Tele-Medicine: Not Ready for Prime Time

July 22, 2020

If there is anything useful that has come out of the Covid19 pandemic, it is the widespread acceptance of tele-medicine.  Government and private insurers jumped on this bandwagon early in mid-March and are extending tele-medicine services out to September 30th in most instances.  Yet, of course, this does not mean that this modality of seeing patients was a success, but in a crisis, we do what we can do just to get by.  

In the media, tele-medicine is “techy” and all the rage and represents a “new age” of medicine, but our experience with this modality of delivering care has been fair to poor.  This does not mean we had trouble adopting this new modality.  We didn’t.  In fact, in our addiction medicine practice we have been using tele-Medicine very successfully for over a year, so it was relatively easy for us to convert our day to day foot traffic in the pain clinic into tele-medicine visits.  Subsequently, in the following 3 months of April, May and June, we had record numbers of encounters.  That’s right.  Because of tele-medicine, we saw more patients than we ever have in the young history of our practice!

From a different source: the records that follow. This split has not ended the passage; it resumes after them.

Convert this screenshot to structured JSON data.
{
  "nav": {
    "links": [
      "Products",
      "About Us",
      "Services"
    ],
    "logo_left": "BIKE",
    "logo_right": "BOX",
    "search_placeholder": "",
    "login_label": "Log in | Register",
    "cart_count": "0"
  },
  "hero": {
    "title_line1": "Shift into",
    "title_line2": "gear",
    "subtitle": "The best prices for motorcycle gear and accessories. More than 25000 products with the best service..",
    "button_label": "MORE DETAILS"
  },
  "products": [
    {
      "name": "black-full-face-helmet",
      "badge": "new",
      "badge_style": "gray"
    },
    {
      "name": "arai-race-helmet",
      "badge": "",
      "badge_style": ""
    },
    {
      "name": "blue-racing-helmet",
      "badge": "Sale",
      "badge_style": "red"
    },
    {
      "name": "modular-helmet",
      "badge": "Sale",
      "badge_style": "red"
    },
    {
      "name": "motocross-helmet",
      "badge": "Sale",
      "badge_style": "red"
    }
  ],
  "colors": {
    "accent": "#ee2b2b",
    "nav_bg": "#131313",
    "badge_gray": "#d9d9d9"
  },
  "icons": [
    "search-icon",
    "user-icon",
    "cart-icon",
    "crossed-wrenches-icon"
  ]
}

So despite our success, why would I say that tele-medicine is not ready for prime time?  It is a simple answer: the patients are not ready for tele-medicine.  When we do tele-medicine in our addiction clinic, we control the technology.  It is our office in Louisville connecting to our patient sitting in our office in Elizabethtown.  We have the right hardware; we know how the software works; we have the proper internet connection with the proper speed, and so forth.  During Covid19 and over the past 3 months when we connected directly to patients, it was an absolute mess.  Many tele-medicine appointments were converted to telephonic solely because the patients could not figure out the technology.  They struggled with everything.

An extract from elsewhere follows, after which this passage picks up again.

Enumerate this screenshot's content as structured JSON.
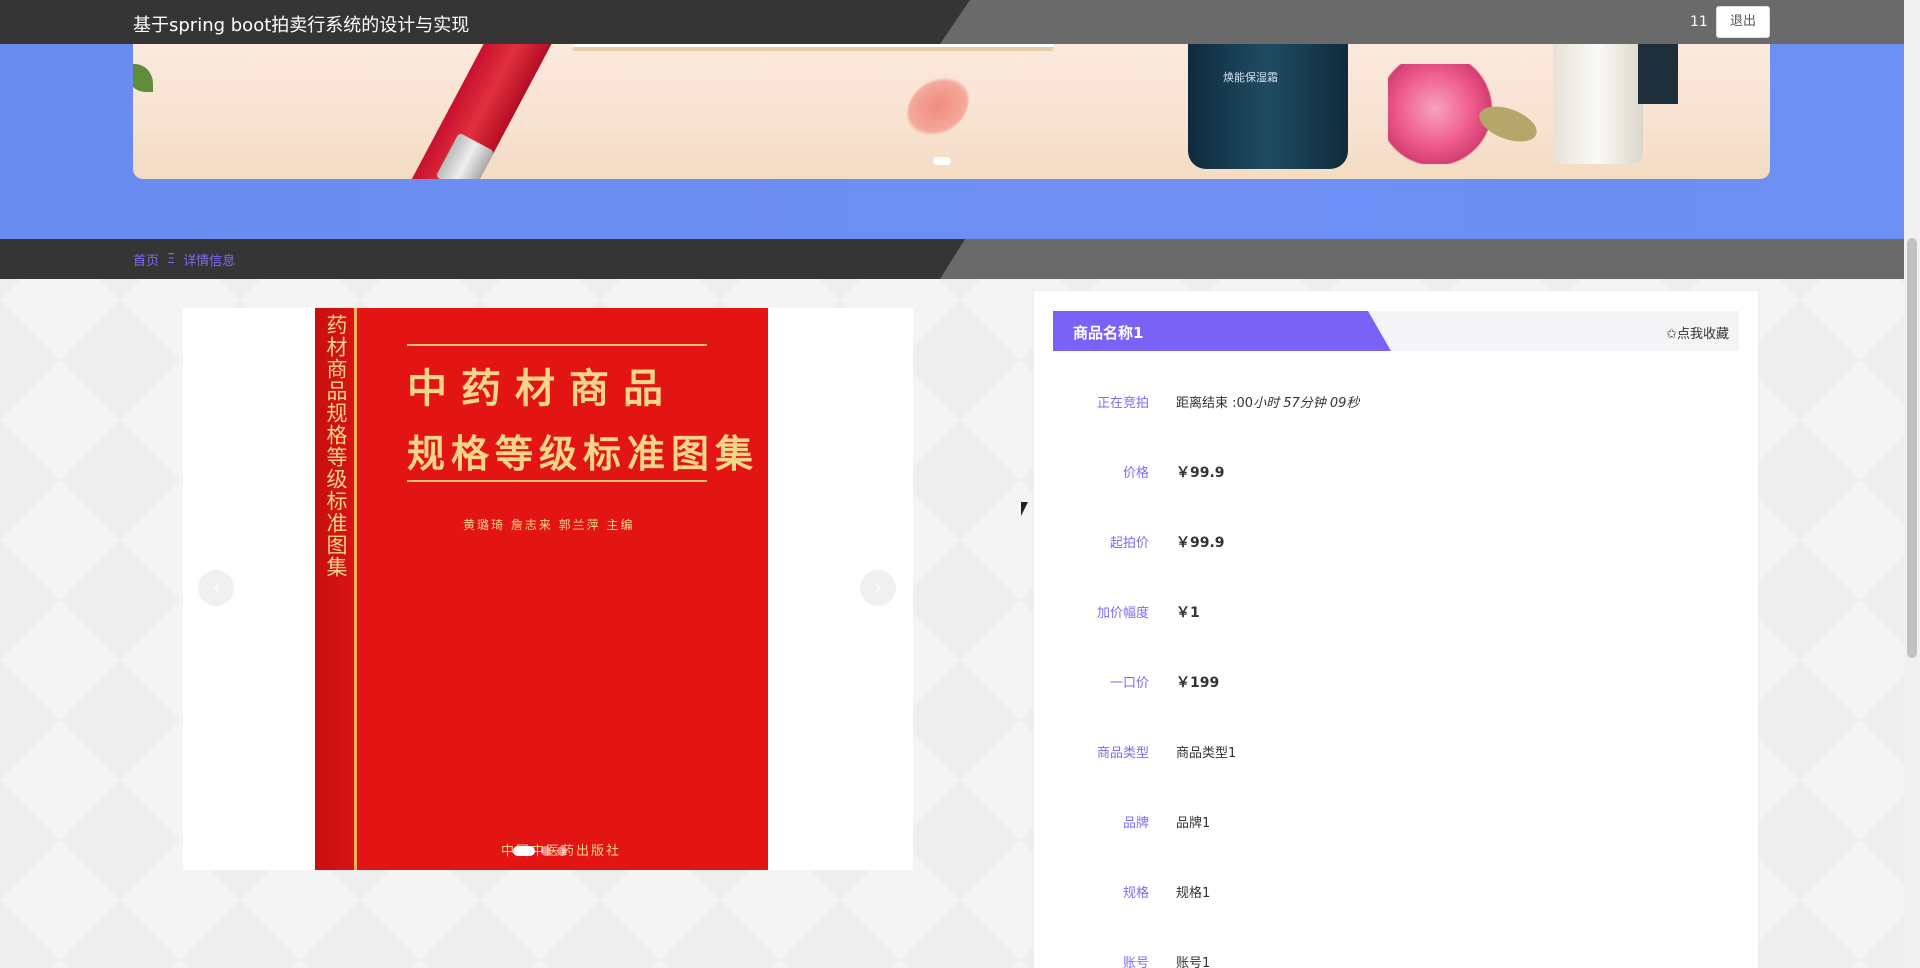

First, they struggled with the software.  We have been using Doxy.me as our tele-medicine vendor for over a year for the very reason that the patients don’t have to do anything but click on a link.  Once they click on the link, the software will do the rest.  I get it.  It isn’t Facebook.  Therefore, patients struggled.  Second, they don’t have good cell phones or computers.  Third, they don’t have good internet connections; cell connections are not sufficient for tele-medicine.    Fourth, many patients do not have data plans.

So we prospered from tele-medicine because we could do more with less, which as you all know is a way to make it in modern medicine.  I don’t remember the last time someone wanted to give me a pay raise, but we do try to make ourselves more efficient all of the time.  Tele-medicine is a great tool when we can control technology.  When we need to rely upon the patient to make a good connection, it was less than optimal, and clearly not ready for prime time.

Specialists in Pain Care is open for business and has been open for business!  We still offer tele-medicine to our at risk patients, but patients appear to be happy just to get out of the house and come visit their doctors.